Les têtes se tournent tandis que nous nous dirigeons vers la tente de réception. Soudain, je ne suis plus la belle-mère embarrassante. Je suis l'énigme, la femme accompagnée d'un beau et puissant compagnon.
« Tu ne m’as jamais dit ton nom », dis-je alors que nous traversons la pelouse bien entretenue.
Il sourit, de nouveau ce sourire chaleureux et ravageur. « Blackwood. Théodore Blackwood. Mais tu m'appelais Théo. »
Le monde bascule. La pelouse impeccable, le quatuor à cordes, le tintement des verres… tout cela s’estompe dans un grondement sourd. Théo. Mon Théo. Le garçon que j’ai aimé avant d’épouser le père de Brandon. Celui qui est parti faire un stage d’été à Londres il y a cinquante ans et n’est jamais revenu. Le garçon dont je n’ai jamais cessé de rêver.
« Tu étais censé être en Europe », dis-je d’une voix chuchotée et stupéfaite.
Il me guide vers un coin tranquille du jardin, à l'abri des regards indiscrets. « Je ne me suis jamais marié, Elener », dit-il doucement. « Et je n'ai jamais cessé de te chercher. »
J'ai le vertige. J'ai l'impression d'avoir 18 et 68 ans à la fois. « Mais je… je me suis mariée », je murmure, énonçant l'évidence, la grande et tragique réalité de ma vie. « J'ai eu un fils. J'ai construit ma vie. »
« Tu es parti », dis-je, la vieille accusation enfouie remontant à la surface avant que je puisse l’arrêter.
Son visage s'assombrit. « Je t'ai écrit des lettres, Elener. Des dizaines. Je suis revenu deux fois. Tu avais déménagé. Ta mère… » Il serre les mâchoires. « Ta mère m'a dit que tu étais fiancée à Robert et que tu ne voulais plus rien avoir à faire avec moi. Tu n'as jamais reçu mes lettres, n'est-ce pas ? »
Et soudain, les pièces du puzzle de ma vie se sont mises en place avec une clarté écœurante. Ma mère.

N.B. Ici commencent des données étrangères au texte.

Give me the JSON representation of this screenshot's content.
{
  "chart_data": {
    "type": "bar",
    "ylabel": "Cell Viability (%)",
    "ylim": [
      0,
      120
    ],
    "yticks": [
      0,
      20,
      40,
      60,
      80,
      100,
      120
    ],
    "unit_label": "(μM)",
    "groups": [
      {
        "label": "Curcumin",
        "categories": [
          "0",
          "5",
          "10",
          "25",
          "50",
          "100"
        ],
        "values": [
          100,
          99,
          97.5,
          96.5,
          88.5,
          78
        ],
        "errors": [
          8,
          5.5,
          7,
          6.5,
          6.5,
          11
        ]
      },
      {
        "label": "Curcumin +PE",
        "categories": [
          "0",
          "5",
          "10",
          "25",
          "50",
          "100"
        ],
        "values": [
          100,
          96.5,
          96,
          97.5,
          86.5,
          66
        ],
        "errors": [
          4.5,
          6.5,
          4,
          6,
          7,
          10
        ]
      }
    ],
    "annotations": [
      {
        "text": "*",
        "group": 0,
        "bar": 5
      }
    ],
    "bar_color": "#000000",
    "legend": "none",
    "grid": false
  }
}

Ma mère fière et critique, qui n'avait jamais aimé Théo, qui disait toujours qu'il était « trop riche » et « trop ambitieux » pour une fille comme moi. La femme qui m'avait encouragée, si gentiment, à épouser Robert, le « sûr et fiable », juste après la disparition de Théo.
« Elle les a jetés », je souffle, les mots ayant un goût de cendre. « Elle les a tous interceptés. »
« Je m'en doutais », la mâchoire de Théo se crispe. « J'ai engagé des détectives privés en 78, mais tu étais déjà mariée. Brandon était né. J'ai vu l'annonce en 89. Deux ans, Elener. C'est tout. Si je t'avais trouvée deux ans plus tôt, nos vies auraient été différentes. »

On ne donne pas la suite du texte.